This is sub-Himalayan Asia back home.
As one can see, it's pretty much India, Bangladesh and Pakistan surrounded by the warm waters of the Indian Ocean.
And this is Everest, the world's highest peak, standing 29,029 feet above the level of the sea.
The Himalayas, the range in which Everest is a part of, are so tall that they amplify the power of the Indian Ocean monsoon, bringing water to one billion people.
This is an alternate sub-Himalayan Asia:
As you can see, Borneo has blocked off the Bay of Bengal and Sumatra has become an extension of western India. The rest of Indonesia and the Philippines don't exist physically.

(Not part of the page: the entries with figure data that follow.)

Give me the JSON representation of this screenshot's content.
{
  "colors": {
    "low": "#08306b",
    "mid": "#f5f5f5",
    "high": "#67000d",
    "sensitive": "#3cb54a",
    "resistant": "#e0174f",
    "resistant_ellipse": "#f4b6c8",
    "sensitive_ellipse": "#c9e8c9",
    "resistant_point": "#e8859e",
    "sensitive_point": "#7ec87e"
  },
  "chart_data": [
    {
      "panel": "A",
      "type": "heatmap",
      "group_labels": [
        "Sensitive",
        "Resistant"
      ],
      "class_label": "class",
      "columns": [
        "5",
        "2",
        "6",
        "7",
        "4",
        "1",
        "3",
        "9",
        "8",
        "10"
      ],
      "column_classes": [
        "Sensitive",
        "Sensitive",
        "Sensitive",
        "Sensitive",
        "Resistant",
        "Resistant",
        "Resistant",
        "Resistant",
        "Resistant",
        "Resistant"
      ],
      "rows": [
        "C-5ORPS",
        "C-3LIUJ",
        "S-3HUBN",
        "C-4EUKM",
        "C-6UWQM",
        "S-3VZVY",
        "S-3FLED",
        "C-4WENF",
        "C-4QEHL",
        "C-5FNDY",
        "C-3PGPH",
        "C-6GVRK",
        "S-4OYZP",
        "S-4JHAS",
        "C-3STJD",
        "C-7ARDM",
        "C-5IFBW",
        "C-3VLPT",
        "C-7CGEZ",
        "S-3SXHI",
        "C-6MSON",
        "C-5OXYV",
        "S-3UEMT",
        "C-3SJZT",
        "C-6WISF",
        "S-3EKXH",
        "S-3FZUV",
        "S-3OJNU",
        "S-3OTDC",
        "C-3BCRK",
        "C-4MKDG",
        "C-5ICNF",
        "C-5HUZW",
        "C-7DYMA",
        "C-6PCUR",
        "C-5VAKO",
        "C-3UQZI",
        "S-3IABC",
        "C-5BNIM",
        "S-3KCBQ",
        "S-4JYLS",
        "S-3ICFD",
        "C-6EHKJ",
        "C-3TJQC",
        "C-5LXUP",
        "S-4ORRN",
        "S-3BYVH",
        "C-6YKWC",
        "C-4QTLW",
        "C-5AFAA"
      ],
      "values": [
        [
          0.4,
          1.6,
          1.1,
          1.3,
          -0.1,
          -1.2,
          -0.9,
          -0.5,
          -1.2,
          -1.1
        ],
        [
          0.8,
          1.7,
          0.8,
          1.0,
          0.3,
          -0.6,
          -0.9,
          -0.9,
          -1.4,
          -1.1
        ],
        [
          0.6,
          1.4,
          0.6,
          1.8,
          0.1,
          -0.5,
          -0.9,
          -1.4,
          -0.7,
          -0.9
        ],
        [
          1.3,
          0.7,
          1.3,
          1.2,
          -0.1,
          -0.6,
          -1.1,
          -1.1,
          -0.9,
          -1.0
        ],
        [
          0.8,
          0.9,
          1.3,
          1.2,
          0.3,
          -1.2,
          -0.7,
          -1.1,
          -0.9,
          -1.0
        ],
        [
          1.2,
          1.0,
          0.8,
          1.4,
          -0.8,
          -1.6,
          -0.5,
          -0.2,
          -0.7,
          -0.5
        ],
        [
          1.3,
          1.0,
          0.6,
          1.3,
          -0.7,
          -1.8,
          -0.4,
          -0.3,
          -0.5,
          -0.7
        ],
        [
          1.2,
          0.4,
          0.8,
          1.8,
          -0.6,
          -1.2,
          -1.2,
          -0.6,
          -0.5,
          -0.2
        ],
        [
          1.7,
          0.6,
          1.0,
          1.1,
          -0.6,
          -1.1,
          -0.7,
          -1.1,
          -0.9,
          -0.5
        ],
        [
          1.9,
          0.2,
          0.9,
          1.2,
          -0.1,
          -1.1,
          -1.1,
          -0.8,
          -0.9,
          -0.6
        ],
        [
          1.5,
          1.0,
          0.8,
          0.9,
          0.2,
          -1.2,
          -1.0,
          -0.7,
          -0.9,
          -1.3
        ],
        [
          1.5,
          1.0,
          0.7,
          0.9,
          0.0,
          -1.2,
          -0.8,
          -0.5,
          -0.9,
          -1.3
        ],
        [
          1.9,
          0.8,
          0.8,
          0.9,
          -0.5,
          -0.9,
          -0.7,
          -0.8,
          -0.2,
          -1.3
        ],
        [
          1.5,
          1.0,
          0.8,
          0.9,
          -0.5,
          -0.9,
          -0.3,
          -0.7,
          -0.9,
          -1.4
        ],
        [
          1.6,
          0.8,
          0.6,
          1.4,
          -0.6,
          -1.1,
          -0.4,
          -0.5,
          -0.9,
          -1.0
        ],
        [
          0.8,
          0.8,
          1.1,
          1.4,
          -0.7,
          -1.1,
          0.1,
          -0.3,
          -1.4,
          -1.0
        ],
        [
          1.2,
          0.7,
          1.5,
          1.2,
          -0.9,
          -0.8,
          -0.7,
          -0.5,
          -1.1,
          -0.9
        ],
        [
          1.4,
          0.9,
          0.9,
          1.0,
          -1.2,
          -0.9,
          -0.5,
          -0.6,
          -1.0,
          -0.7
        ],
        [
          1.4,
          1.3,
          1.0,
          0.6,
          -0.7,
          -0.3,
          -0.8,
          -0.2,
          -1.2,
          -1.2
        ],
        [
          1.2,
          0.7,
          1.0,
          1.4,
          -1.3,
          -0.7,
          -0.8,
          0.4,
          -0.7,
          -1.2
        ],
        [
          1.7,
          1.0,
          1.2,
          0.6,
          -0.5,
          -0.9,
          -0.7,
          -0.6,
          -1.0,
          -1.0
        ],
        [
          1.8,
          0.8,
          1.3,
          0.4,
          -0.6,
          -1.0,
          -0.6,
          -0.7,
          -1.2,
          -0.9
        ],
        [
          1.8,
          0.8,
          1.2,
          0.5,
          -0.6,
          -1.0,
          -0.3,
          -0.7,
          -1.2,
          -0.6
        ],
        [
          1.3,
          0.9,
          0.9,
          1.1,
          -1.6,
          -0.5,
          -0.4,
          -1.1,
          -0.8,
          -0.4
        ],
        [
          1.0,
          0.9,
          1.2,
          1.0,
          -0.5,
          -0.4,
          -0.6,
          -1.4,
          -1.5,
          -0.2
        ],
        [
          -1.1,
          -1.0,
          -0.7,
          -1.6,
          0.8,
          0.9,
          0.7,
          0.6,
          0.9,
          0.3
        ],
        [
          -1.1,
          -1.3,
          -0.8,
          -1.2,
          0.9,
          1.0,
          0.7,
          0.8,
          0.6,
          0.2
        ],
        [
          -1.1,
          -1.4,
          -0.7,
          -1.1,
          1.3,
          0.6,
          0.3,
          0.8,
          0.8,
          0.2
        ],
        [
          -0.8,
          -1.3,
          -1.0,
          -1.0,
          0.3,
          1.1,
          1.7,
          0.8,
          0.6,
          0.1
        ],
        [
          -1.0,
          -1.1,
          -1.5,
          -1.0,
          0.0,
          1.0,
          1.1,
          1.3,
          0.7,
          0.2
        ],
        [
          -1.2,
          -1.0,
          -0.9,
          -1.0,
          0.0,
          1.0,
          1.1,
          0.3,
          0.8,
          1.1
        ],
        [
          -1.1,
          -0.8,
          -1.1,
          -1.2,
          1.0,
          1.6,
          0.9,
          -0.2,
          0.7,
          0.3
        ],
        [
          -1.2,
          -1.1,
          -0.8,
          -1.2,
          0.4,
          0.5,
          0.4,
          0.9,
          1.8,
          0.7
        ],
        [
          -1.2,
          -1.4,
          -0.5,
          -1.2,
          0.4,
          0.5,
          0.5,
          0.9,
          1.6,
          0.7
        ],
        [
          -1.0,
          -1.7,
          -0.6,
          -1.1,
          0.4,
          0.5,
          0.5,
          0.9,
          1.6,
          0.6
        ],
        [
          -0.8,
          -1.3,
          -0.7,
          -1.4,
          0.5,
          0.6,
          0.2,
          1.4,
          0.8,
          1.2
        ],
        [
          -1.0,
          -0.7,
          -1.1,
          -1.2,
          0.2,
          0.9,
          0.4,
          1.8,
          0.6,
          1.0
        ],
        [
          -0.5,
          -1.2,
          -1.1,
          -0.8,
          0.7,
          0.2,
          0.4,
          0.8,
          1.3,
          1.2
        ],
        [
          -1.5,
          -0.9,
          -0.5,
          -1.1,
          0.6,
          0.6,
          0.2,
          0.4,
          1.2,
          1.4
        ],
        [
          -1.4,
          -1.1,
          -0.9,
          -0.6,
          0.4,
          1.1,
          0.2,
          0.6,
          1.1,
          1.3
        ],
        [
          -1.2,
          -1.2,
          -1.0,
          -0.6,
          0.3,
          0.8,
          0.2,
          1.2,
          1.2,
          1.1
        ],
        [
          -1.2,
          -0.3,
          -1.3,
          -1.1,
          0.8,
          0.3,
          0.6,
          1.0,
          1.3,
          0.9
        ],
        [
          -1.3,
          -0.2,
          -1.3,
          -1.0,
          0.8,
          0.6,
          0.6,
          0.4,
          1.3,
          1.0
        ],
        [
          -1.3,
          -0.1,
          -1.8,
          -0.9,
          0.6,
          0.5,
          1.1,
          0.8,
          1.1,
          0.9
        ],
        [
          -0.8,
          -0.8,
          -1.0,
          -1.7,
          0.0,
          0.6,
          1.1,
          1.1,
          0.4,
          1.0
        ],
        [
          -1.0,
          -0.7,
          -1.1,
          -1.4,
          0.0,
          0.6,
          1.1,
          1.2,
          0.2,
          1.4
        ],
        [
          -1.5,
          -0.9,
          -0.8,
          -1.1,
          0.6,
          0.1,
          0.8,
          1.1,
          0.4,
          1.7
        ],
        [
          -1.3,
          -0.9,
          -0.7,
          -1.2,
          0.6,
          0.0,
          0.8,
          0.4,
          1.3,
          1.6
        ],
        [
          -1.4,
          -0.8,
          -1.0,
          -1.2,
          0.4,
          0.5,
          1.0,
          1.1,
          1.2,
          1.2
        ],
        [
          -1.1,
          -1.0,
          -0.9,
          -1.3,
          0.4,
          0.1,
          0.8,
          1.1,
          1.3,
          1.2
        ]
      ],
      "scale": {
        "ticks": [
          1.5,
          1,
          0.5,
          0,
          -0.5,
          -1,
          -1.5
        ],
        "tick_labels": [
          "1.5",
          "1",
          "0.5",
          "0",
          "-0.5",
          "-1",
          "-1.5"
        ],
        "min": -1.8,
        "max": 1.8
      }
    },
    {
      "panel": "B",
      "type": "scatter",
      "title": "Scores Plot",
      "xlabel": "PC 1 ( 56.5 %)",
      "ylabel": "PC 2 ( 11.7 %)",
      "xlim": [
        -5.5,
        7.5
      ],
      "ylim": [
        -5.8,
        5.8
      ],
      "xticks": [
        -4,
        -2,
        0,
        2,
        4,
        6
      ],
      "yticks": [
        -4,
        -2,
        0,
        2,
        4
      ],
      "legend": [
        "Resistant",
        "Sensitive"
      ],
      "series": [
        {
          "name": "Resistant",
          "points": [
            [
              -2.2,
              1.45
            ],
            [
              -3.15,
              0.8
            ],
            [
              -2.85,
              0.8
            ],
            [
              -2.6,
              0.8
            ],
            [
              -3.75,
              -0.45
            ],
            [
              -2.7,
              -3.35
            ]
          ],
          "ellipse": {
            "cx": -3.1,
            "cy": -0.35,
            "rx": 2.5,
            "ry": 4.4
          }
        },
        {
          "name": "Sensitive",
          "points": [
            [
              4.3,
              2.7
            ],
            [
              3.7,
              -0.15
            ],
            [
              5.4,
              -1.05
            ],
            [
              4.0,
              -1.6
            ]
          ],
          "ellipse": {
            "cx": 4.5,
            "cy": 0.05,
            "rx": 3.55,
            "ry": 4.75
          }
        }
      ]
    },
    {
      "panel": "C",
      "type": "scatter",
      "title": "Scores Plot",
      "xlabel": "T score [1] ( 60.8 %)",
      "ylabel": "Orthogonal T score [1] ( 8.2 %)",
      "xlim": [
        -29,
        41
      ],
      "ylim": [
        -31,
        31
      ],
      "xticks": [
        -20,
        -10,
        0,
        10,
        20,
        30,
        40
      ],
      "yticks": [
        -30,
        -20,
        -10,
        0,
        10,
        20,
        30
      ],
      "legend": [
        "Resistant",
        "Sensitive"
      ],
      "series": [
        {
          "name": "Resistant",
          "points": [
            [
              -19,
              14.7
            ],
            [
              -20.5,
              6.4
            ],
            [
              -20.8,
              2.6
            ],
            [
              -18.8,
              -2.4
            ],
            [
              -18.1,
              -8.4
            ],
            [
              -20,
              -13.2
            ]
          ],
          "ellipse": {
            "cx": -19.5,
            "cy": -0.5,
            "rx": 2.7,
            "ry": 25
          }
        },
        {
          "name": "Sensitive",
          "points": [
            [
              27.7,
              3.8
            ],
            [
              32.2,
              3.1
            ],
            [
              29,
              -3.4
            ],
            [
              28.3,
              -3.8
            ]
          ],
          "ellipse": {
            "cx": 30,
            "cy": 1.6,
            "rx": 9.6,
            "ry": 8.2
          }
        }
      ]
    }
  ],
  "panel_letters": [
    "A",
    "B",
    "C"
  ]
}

The location, shape, length and width of the Himalayas are the same. But in this alternate scenario, the highest number has shifted from 29,029 feet above sea level to 33,500 feet, the equivalent to Mauna Kea, Hawaii, the REAL tallest peak in the world.
Another change is that the sea dividing Europe from Africa isn't Mediterranean, but Tethys.
This super-sea that connects the alternate Asia to the alternate Atlantic, as it used to back home, averages 1205 meters in depth and has a maximum of 7,000 meters.
Would these three changes bring a dramatic difference to the Indian Monsoon, or would it stay the same?